Enfin, l’étonnante ubiquité du caribou en fait un personnage central de ce bestiaire. Nombreux sont les animaux qui lui sont associés, même si certains d’entre eux n’ont aucun lien écologique direct avec lui : l’abeille est gardienne de sa maison ; la mouche à caribou vit au moyen du perpétuel contact entre les deux ; ou encore, lancer la mâchoire du touladi (Kûkamess) peut prédire sa présence. Clément tient même à achever son livre dense par une courte conclusion établissant la poignante observation du lien constant entre les animaux analysés et l’ongulé. Il qualifie notamment le grand corégone de « poisson caribou », pour sa capacité à fournir les outils essentiels à sa capture, puis il revient sur les mythes où l’aigle et le crapaud (Anîk) fournissent des caribous aux Innus. Dans la relation multiespèce, tout tournerait autour de celui-ci, et tant l’écologie que la mythologie soutiennent cette assertion. L’association du caribou au reste du bestiaire ne doit néanmoins pas se comprendre comme un système de relations unilatérales ; toutes les espèces du bestiaire interagissent entre elles, la raison pour laquelle la science environnementale innue doit se concevoir selon une approche holistique.
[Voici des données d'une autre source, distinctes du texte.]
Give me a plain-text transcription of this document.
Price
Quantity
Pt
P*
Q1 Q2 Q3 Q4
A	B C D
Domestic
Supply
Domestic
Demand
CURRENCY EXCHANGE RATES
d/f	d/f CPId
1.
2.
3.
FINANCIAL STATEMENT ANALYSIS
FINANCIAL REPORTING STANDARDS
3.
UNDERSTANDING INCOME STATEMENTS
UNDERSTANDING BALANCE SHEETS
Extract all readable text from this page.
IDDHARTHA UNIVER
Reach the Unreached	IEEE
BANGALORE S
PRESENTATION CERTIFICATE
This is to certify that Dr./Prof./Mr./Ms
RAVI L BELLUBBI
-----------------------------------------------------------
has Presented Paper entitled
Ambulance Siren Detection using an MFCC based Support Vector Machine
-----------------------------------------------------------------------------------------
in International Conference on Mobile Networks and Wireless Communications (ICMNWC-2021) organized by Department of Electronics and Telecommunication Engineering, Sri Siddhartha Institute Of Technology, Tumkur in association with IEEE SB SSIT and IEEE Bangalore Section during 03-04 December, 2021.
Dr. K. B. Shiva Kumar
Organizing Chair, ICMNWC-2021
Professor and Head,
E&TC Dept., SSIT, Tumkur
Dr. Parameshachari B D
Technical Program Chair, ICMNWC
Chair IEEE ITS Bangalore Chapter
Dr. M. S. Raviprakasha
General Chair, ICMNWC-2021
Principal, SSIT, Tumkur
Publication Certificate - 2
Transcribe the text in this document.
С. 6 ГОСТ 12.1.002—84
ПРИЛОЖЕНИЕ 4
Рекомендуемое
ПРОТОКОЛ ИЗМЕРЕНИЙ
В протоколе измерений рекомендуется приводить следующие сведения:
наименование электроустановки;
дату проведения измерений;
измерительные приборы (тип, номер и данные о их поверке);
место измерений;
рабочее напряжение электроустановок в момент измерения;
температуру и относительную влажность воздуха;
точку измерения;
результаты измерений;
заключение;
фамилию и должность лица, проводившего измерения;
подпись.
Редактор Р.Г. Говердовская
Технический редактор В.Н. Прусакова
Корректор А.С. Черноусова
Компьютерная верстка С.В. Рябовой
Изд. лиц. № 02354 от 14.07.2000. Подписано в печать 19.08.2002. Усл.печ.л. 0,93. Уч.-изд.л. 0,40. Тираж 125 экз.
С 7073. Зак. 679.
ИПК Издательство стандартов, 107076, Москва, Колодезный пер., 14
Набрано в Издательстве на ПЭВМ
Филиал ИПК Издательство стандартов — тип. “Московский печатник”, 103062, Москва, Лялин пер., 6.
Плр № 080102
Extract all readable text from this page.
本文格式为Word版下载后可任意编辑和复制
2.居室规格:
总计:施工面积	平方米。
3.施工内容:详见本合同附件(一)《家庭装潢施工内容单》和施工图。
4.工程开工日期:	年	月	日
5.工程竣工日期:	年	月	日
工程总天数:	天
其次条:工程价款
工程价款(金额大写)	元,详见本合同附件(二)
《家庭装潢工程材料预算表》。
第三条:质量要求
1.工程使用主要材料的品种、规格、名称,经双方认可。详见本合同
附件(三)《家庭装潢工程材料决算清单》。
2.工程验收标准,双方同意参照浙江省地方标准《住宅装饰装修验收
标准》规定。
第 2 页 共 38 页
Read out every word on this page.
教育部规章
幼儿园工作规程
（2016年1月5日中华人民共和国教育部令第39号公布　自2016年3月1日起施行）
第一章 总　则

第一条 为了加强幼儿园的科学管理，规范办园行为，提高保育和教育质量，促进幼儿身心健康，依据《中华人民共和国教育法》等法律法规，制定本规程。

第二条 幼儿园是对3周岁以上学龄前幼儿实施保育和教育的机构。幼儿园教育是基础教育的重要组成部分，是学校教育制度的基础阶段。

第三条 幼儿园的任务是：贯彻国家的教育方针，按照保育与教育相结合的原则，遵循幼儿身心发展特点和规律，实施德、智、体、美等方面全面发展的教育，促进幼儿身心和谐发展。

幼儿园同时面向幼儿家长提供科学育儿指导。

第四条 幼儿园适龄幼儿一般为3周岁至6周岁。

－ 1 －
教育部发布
L’épaisseur des données retranscrites satisfera la curiosité des lectrices et des lecteurs les plus exigeants. Les connaissances écologiques dévoilées raffermissent ce propos, et nous en ressortons enrichis sur la faune nordique, assimilant, par exemple, que la hauteur des nids indique celle à laquelle la neige culminera, ou qu’une journée venteuse peut être prédite par le vol anormalement haut du plongeon huard (Muâku). Cet ouvrage constitue irrévocablement un instrument de valorisation des savoirs innus et de leurs pratiques, et il aurait le mérite de favoriser leur intégration dans les politiques environnementales et territoriales. D’autant plus que, dans le contexte actuel d’urgence environnementale, les Innus restent trop peu sollicités bien qu’ils demeurent assujettis aux politiques provinciales de gestion du territoire. Même si certaines communautés innues sont moins représentées que d’autres et qu’un tel exercice de reconstitution ne peut prétendre à une totalisation absolue des savoirs, l’ouvrage réunit des ressources essentielles pour les générations futures.
Appendices
Bibliographie
- Bouchard, Serge et José Mailhot. 1973. « Structure du lexique : les animaux indiens ». Recherches amérindiennes au Québec 3(1-2) : 39-67.
- Chevrier, Daniel. 2012. « Préface ». Dans Le bestiaire Innu : les quadrupèdes. Sous la direction de Daniel Clément, XVII-XVIII. Québec : Presses de l’Université́ Laval.
- Clément, Daniel. 1991. « L’homme-caribou : l’analyse ethnoscientifique du mythe ». The Canadian Journal of Native Studies 11(2) : 49-93.
- Clément, Daniel. 2012. Le bestiaire Innu : les quadrupèdes. Québec : Presses de l’Université Laval.
- Clément, Daniel. 2014. La Terre qui pousse. L’ethnobotanique innue d’Ekuanitshit. Québec : Presses de l’Université Laval.